Importing the image into Excel
For this demo, we’ve got a handful of customer reviews that exist only as printed copies. We’d like to import them into Excel with the ultimate hope to conduct sentiment analysis on them. Let’s give it a try:
Open a new Excel workbook and select Data > Get & Transform Data > From Picture > Picture from File:
From here, you can navigate to and select the scanned_reviews.png
exercise file. Import the file and you should see a Data from Picture menu to the right of your workbook:
Reviewing possible errors
Just like magic, Excel was able to convert this into text… right? Well, OCR is not magic. It does make mistakes. And, thanks to other artificial intelligence (AI) features, Excel can even detect where these mistakes are likely located.
In this case, Excel has flagged all but one record as likely containing an error. You can click Review to scan and double-check each of them, then make any adjustments to the data. For example, the first entry starts with the letter 1
when it should be the pronoun I
:
You can continue to search through and review any possible erroneous entries. Click “Insert Data” when you’re done to move the results to Excel.
False positives and negatives
Excel’s AI does a decent job predicting when text is likely to contain an error, but it’s not perfect. For example, it could detect an error in one entry when none exist — known as a false positive in statistics. On the flipside, it could approve an entry that actually does have errors — a false negative.
The balance between flagging potential false positives and false negatives is one of the biggest topics in statistics and machine learning. For now, we’ll trust Excel to get it right, but as you continue in your analytics journey there may be places where it’s best for you to decide yourself.
Inserting and reviewing the data
Excel isn’t the most natural place to store unstructured data like text, so you may encounter some issues with inserting the text.
For the sake of organization, it’s best to keep each review in its own discrete cell, so go ahead and manually make any adjustments. For example, it appears my text on rows 6 and 7 should really just be one review:
I’ve consolidated them into one in the solution file, available in this post’s exercise files.
Images in Excel: What next?
OCR traditionally has been used to read text data — not exactly Excel’s bread-and-butter, although that may be changing as tools like sentiment analysis become available. However, a variety of number-driven applications do exist — perhaps, for example, you’ve got a financial statement you want to analyze but it only exist as a printed record, smartphone photo, or so forth. And while not a novel technology to Excel, having OCR right in Excel is as convenient as it gets.
I hope you can use this feature to save hours of busywork — but remember! AI isn’t perfect, and it’s very likely the OCR will produce false positives and false negatives. How to respond depends on the circumstances of your project. Think through the AI first, then use it and you’ll be in great shape to shine.

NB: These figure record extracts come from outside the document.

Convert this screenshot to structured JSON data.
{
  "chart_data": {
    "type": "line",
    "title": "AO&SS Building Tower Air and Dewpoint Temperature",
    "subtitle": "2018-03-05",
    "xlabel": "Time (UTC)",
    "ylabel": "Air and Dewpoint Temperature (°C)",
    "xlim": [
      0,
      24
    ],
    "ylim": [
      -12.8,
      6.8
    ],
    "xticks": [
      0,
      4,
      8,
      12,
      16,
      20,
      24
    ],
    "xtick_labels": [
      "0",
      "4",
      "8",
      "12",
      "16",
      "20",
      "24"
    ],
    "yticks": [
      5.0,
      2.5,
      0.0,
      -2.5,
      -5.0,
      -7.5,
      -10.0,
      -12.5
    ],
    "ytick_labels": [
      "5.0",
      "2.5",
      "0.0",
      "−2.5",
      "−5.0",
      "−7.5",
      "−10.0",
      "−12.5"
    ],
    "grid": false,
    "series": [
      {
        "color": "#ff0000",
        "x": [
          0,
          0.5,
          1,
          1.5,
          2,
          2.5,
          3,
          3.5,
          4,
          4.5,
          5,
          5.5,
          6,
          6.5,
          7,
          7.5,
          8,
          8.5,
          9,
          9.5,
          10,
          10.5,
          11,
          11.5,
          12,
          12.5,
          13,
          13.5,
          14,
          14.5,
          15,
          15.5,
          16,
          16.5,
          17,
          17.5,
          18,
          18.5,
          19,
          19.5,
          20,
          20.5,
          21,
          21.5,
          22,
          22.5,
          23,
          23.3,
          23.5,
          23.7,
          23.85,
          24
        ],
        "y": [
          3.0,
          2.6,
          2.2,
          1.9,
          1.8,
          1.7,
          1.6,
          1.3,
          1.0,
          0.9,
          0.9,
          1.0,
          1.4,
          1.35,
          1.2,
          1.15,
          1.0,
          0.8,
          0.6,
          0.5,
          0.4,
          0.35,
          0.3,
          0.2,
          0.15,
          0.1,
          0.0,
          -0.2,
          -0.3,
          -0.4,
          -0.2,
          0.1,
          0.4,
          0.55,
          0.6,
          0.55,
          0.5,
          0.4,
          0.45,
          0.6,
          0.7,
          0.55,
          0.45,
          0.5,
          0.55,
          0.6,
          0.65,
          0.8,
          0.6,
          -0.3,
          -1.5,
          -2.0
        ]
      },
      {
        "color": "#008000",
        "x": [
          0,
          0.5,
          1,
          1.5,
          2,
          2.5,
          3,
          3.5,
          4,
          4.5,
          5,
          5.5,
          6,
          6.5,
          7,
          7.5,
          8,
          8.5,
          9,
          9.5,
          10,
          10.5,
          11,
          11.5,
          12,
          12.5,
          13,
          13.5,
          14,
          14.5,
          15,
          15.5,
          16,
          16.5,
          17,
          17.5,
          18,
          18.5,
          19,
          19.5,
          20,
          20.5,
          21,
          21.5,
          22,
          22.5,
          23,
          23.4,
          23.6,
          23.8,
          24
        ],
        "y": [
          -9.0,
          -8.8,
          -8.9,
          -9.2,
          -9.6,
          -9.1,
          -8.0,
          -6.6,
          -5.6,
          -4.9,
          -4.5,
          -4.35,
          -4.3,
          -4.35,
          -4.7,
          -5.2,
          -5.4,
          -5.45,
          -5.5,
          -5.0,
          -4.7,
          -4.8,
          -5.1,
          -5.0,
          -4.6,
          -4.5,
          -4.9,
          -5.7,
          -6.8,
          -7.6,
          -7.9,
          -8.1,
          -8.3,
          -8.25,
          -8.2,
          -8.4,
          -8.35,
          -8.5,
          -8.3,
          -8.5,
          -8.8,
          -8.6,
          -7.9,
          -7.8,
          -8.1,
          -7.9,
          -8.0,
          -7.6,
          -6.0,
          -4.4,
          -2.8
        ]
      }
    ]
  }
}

Have you used Excel’s OCR features, and for what purpose? How has the distinction between false positives and false negatives mattered in your work? Let me know in the comments.
Jon Peltier
Maybe I’m just grumpy, but I’m not as enthusiastic as you about Excel’s OCR capabilities. I’ve done experiments with screenshots of Excel worksheet data, and while most of the characters are successfully recognized* (which is good), the layout is usually wrong. The algorithms do not seem to use non-character visual cues (gridlines, row and column shading, text color, etc.) to help parse content into rows and columns. I would have expected better.
*Excel’s character recognition has improved. When this feature first was released, I found many of the free online OCR sites were much better than Excel, but Excel has caught up in that regard. The free sites have no row/column parsing capabilities, meaning there is even more cleanup required than for Excel’s imports.